Mazisi Kunene is a major figure in African poetry. He is the author of many books, the best known of which are his epic poems, Anthem of the Decades and Emperor Shaka the Great (both Heineman), which were written in Zulu and translated into English by the poet. He lives in Durban.
Over the vast summer hills
I shall commission the maternal sun
To fetch you with her long tilted rays,
The slow heave of the valleys
Will once again roll the hymns of accompaniment
Scattering the glitter of the Milky Way over the bare fields.
You will meet me
Underneath the shadow of the timeless earth
Where I lie weaving the seasons.
You will indulge in the sway dances of your kin
To the time of symphonic flutes
Ravishing the identity of waterlilies.
I have opened the mountain gates
So that the imposing rim
Of the Ruwenzori shall steal your image.
Even the bubbling lips of continents
(To the shy palms of Libya)
Shall awake the long forgotten age.
The quivering waters of the Zambezi river
Will bear on a silvery blanket your name
Leading it to the echoing of the sea.
Let me not love you alone
Lest the essence of you being
Lies heavy on my tongue
When you country so many to praise
The Political Prisoner
I desired to talk
And talk with words as numerous as sands,
The other side of the wire,
The other side of the fortress of stone.
I found a widow traveling
Passing the prisoners with firewood.
It is this woman who forbade me to sleep
Who filled me with dreams.
The dream is always the same.
It turns on an anchor
Until it finds a place to rest:
It builds its cobwebs from the hours.
One day someone arrives and opens the gate.
The sun explodes its fire
Spreading its flames over the earth.
Touching the spring of mankind.
Behind us there are mountains
Where the widow is abandoned.
Until she remains there unable to give birth
Priding herself only in the shadows of yesterdays.
First Day After the War
We heard the songs of a wedding party.
We saw a soft light
Coiling round the young blades of grass
At first we hesitated, then we saw her footprints,
Her face emerged, then her eyes of freedom!
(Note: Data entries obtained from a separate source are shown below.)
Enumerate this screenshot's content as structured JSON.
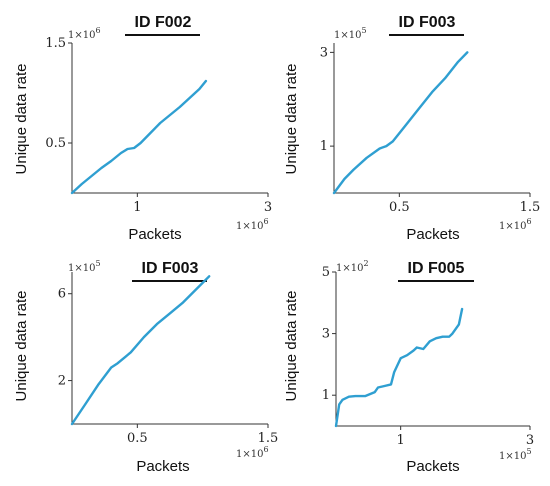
{
  "chart_data": [
    {
      "type": "line",
      "title": "ID F002",
      "xlabel": "Packets",
      "ylabel": "Unique data rate",
      "x_multiplier": "1×10",
      "x_exponent": "6",
      "y_multiplier": "1×10",
      "y_exponent": "6",
      "xlim": [
        0,
        3
      ],
      "ylim": [
        0,
        1.5
      ],
      "xticks": [
        1,
        3
      ],
      "yticks": [
        0.5,
        1.5
      ],
      "series": [
        {
          "x": [
            0,
            0.15,
            0.3,
            0.45,
            0.6,
            0.75,
            0.85,
            0.95,
            1.05,
            1.2,
            1.35,
            1.5,
            1.65,
            1.8,
            1.95,
            2.05
          ],
          "y": [
            0,
            0.09,
            0.17,
            0.25,
            0.32,
            0.4,
            0.44,
            0.45,
            0.5,
            0.6,
            0.7,
            0.78,
            0.86,
            0.95,
            1.04,
            1.12
          ]
        }
      ],
      "grid": false,
      "color": "#2f9fd1"
    },
    {
      "type": "line",
      "title": "ID F003",
      "xlabel": "Packets",
      "ylabel": "Unique data rate",
      "x_multiplier": "1×10",
      "x_exponent": "6",
      "y_multiplier": "1×10",
      "y_exponent": "5",
      "xlim": [
        0,
        1.5
      ],
      "ylim": [
        0,
        3.2
      ],
      "xticks": [
        0.5,
        1.5
      ],
      "yticks": [
        1,
        3
      ],
      "series": [
        {
          "x": [
            0,
            0.08,
            0.15,
            0.25,
            0.35,
            0.4,
            0.45,
            0.55,
            0.65,
            0.75,
            0.85,
            0.95,
            1.02
          ],
          "y": [
            0,
            0.3,
            0.5,
            0.75,
            0.95,
            1.0,
            1.1,
            1.45,
            1.8,
            2.15,
            2.45,
            2.8,
            3.0
          ]
        }
      ],
      "grid": false,
      "color": "#2f9fd1"
    },
    {
      "type": "line",
      "title": "ID F003",
      "xlabel": "Packets",
      "ylabel": "Unique data rate",
      "x_multiplier": "1×10",
      "x_exponent": "6",
      "y_multiplier": "1×10",
      "y_exponent": "5",
      "xlim": [
        0,
        1.5
      ],
      "ylim": [
        0,
        7
      ],
      "xticks": [
        0.5,
        1.5
      ],
      "yticks": [
        2,
        6
      ],
      "series": [
        {
          "x": [
            0,
            0.1,
            0.2,
            0.3,
            0.35,
            0.45,
            0.55,
            0.65,
            0.75,
            0.85,
            0.95,
            1.05
          ],
          "y": [
            0,
            0.9,
            1.8,
            2.6,
            2.8,
            3.3,
            4.0,
            4.6,
            5.1,
            5.6,
            6.2,
            6.8
          ]
        }
      ],
      "grid": false,
      "color": "#2f9fd1"
    },
    {
      "type": "line",
      "title": "ID F005",
      "xlabel": "Packets",
      "ylabel": "Unique data rate",
      "x_multiplier": "1×10",
      "x_exponent": "5",
      "y_multiplier": "1×10",
      "y_exponent": "2",
      "xlim": [
        0,
        3
      ],
      "ylim": [
        0,
        5
      ],
      "xticks": [
        1,
        3
      ],
      "yticks": [
        1,
        3,
        5
      ],
      "series": [
        {
          "x": [
            0,
            0.05,
            0.1,
            0.2,
            0.3,
            0.45,
            0.6,
            0.65,
            0.75,
            0.85,
            0.9,
            1.0,
            1.1,
            1.2,
            1.25,
            1.35,
            1.45,
            1.55,
            1.65,
            1.75,
            1.8,
            1.9,
            1.95
          ],
          "y": [
            0,
            0.7,
            0.85,
            0.95,
            0.97,
            0.97,
            1.1,
            1.25,
            1.3,
            1.35,
            1.75,
            2.2,
            2.3,
            2.45,
            2.55,
            2.5,
            2.75,
            2.85,
            2.9,
            2.9,
            3.0,
            3.3,
            3.8
          ]
        }
      ],
      "grid": false,
      "color": "#2f9fd1"
    }
  ]
}
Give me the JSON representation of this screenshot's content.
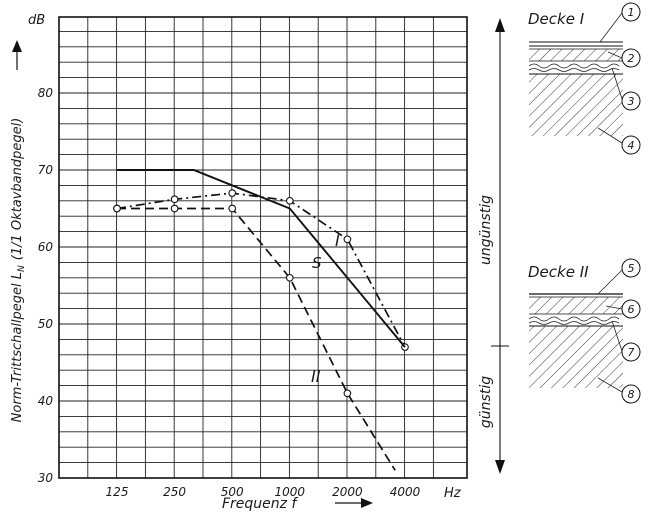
{
  "chart_data": {
    "type": "line",
    "xlabel": "Frequenz f",
    "x_unit": "Hz",
    "ylabel": "Norm-Trittschallpegel L",
    "ylabel_subscript": "N",
    "ylabel_suffix": "(1/1 Oktavbandpegel)",
    "y_unit": "dB",
    "x_scale": "log",
    "x_ticks": [
      125,
      250,
      500,
      1000,
      2000,
      4000
    ],
    "y_ticks": [
      30,
      40,
      50,
      60,
      70,
      80
    ],
    "ylim": [
      30,
      88
    ],
    "grid": true,
    "series": [
      {
        "name": "I",
        "style": "dash-dot",
        "markers": true,
        "x": [
          125,
          250,
          500,
          1000,
          2000,
          4000
        ],
        "y": [
          65,
          66.2,
          67,
          66,
          61,
          47
        ]
      },
      {
        "name": "II",
        "style": "dashed",
        "markers": true,
        "x": [
          125,
          250,
          500,
          1000,
          2000,
          3550
        ],
        "y": [
          65,
          65,
          65,
          56,
          41,
          31
        ],
        "marker_count": 5
      },
      {
        "name": "S",
        "style": "solid",
        "markers": false,
        "x": [
          125,
          315,
          1000,
          4000
        ],
        "y": [
          70,
          70,
          65,
          47
        ]
      }
    ],
    "side_scale": {
      "upper_label": "ungünstig",
      "lower_label": "günstig"
    }
  },
  "legend": {
    "decke_1_title": "Decke I",
    "decke_2_title": "Decke II",
    "callouts": [
      "1",
      "2",
      "3",
      "4",
      "5",
      "6",
      "7",
      "8"
    ]
  }
}
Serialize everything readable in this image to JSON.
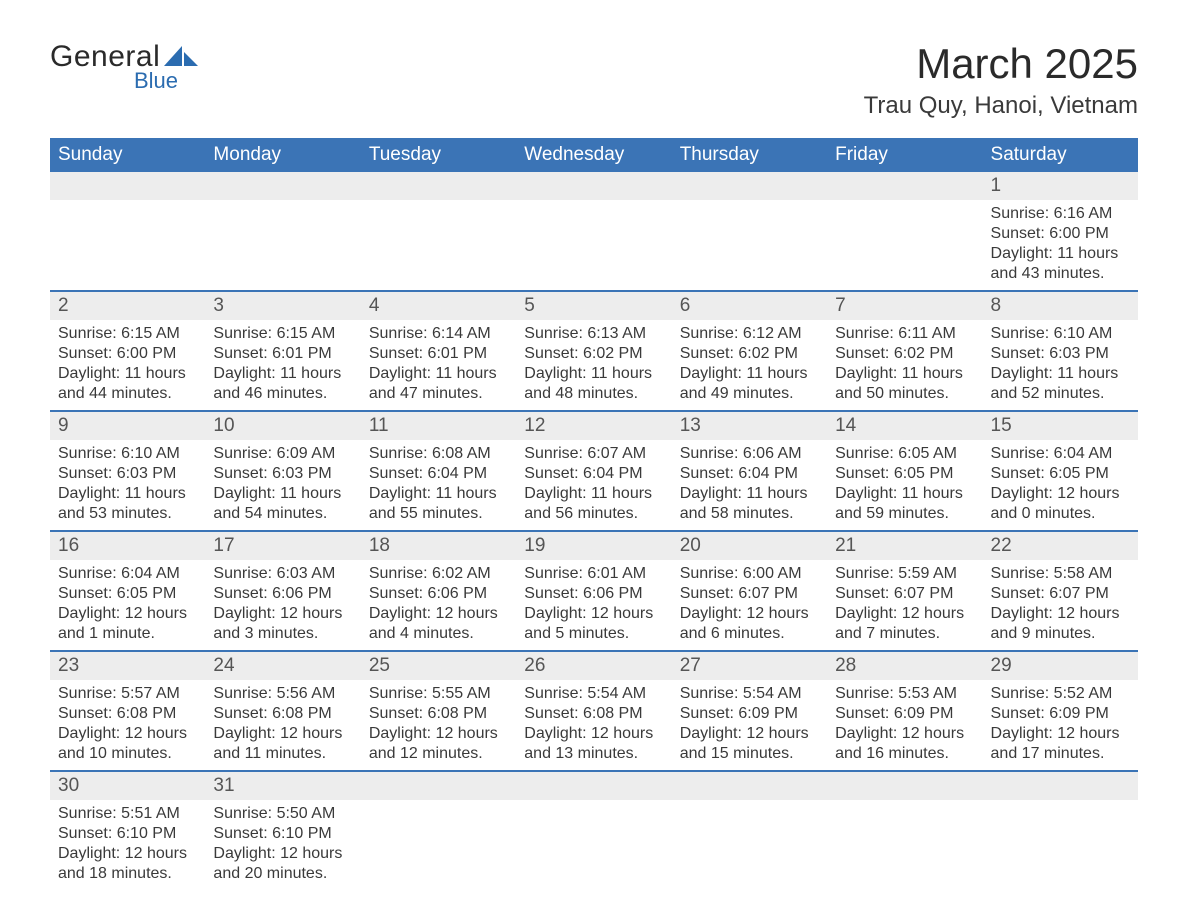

She woke us up with a smile saying,
'What day is this that comes so suddenly?'
We said, 'It is the first day after the war.'
Then without waiting we ran to the open space
Ululating to the mountains and the pathways
Calling people from all the circles of the earth.
We shook up the old man demanding a festival.
We asked for all the first fruits of the season
We held hands with a stranger
We shouted across the waterfalls
People came from all lands
It was the first day of peace.
We saw our Ancestors traveling tall on the horizon.